To the editor:
On Jan. 26, the Court of Appeals, Cleveland, considered a suit brought against the state of Ohio by Mothers Against Drilling in Our Neighborhood intended to uphold a popular vote in their city of Broadview Heights to prevent further fracking in the city. In its 13 square miles, Broadview Heights already has 90 wells.
Broadview Heights was earlier sued over the frack well prohibition in its Community Bill of Rights, which was approved by voters. It lost in court, in part, because city lawyers failed to make an appropriate defense of the law. MADION was denied the opportunity to intervene. So they sued.
On Wednesday the plaintiffs made the same argument in their previous case, that state law preempts local law.

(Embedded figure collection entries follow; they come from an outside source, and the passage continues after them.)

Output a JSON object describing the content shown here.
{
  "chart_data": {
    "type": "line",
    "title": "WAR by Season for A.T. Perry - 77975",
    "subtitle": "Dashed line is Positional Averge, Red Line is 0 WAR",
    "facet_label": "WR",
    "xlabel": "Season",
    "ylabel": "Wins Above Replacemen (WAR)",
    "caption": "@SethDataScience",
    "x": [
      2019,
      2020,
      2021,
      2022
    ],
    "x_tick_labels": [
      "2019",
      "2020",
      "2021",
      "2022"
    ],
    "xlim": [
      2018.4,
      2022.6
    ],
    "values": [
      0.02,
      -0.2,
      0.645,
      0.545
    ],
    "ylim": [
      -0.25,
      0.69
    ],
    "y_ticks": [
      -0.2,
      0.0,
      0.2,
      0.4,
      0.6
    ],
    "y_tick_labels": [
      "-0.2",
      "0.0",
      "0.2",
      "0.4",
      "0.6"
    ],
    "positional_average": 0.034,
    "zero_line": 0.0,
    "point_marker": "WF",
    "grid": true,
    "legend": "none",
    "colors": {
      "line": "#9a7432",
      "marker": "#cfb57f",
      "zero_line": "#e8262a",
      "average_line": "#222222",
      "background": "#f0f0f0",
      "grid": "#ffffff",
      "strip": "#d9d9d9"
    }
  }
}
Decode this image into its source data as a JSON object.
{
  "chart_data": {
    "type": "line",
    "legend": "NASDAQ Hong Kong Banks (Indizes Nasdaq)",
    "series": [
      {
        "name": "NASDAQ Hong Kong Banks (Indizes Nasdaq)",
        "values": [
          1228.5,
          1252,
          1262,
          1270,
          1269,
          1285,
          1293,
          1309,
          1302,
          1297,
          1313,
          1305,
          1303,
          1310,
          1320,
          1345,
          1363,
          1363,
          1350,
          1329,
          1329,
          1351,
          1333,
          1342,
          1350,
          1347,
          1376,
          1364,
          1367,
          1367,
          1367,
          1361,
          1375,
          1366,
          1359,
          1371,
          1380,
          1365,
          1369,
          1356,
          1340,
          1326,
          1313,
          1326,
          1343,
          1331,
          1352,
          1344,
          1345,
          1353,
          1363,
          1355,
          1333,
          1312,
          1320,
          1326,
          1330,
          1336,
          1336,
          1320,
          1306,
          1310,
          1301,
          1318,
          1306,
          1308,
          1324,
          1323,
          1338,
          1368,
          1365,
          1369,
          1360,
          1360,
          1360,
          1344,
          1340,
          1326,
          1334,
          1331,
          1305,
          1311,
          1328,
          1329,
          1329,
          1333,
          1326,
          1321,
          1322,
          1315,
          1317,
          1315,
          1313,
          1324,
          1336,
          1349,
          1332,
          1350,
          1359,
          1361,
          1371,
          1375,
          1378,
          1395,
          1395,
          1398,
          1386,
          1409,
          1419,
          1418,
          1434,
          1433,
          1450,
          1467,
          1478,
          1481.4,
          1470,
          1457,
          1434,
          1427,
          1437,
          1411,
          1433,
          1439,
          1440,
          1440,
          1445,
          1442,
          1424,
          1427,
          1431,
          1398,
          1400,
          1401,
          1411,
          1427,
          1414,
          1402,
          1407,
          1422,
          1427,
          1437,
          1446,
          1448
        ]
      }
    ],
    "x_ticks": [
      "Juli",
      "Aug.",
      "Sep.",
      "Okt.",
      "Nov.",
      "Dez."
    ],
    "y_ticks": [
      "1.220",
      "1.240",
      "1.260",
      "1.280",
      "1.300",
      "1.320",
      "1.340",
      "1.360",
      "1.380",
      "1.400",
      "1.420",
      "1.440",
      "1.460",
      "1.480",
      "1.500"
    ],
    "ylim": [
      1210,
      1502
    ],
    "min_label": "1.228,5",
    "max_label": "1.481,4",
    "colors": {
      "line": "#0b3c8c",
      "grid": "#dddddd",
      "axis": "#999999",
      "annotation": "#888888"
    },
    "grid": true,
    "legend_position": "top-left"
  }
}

But this time, the people were able to present their argument. Representing MADION, Terry Lodge argued that inalienable rights, claimed at any level, cannot be overturned by any law, federal or state, making the question of preemption irrelevant. The judges must decide if rights claimed qualify as inalienable rights.
The right claimed is the right to local community self-government, in this case, to protect citizens’ health and safety by preventing further drilling in Broadview Heights. The court must decide whether to recognize the right of communities to take local action to protect from the harms of pollution. A 4-3 Ohio Supreme Court decision prohibited Munroe Falls from using local zoning laws to impose limits to oil and gas drilling in their city, but this is the first time an Ohio court has been asked to consider this matter as a question of the fundamental right to local self-government.
In this case the court is being asked to declare the exclusive authority over drilling given to the Ohio Department of Natural Resources by the state, an unconstitutional infringement of citizen rights.
Will corporate rights to profit be found to overrule our rights to a safe and healthy environment? Or will we be able to protect ourselves against activities harmful to our health and safety?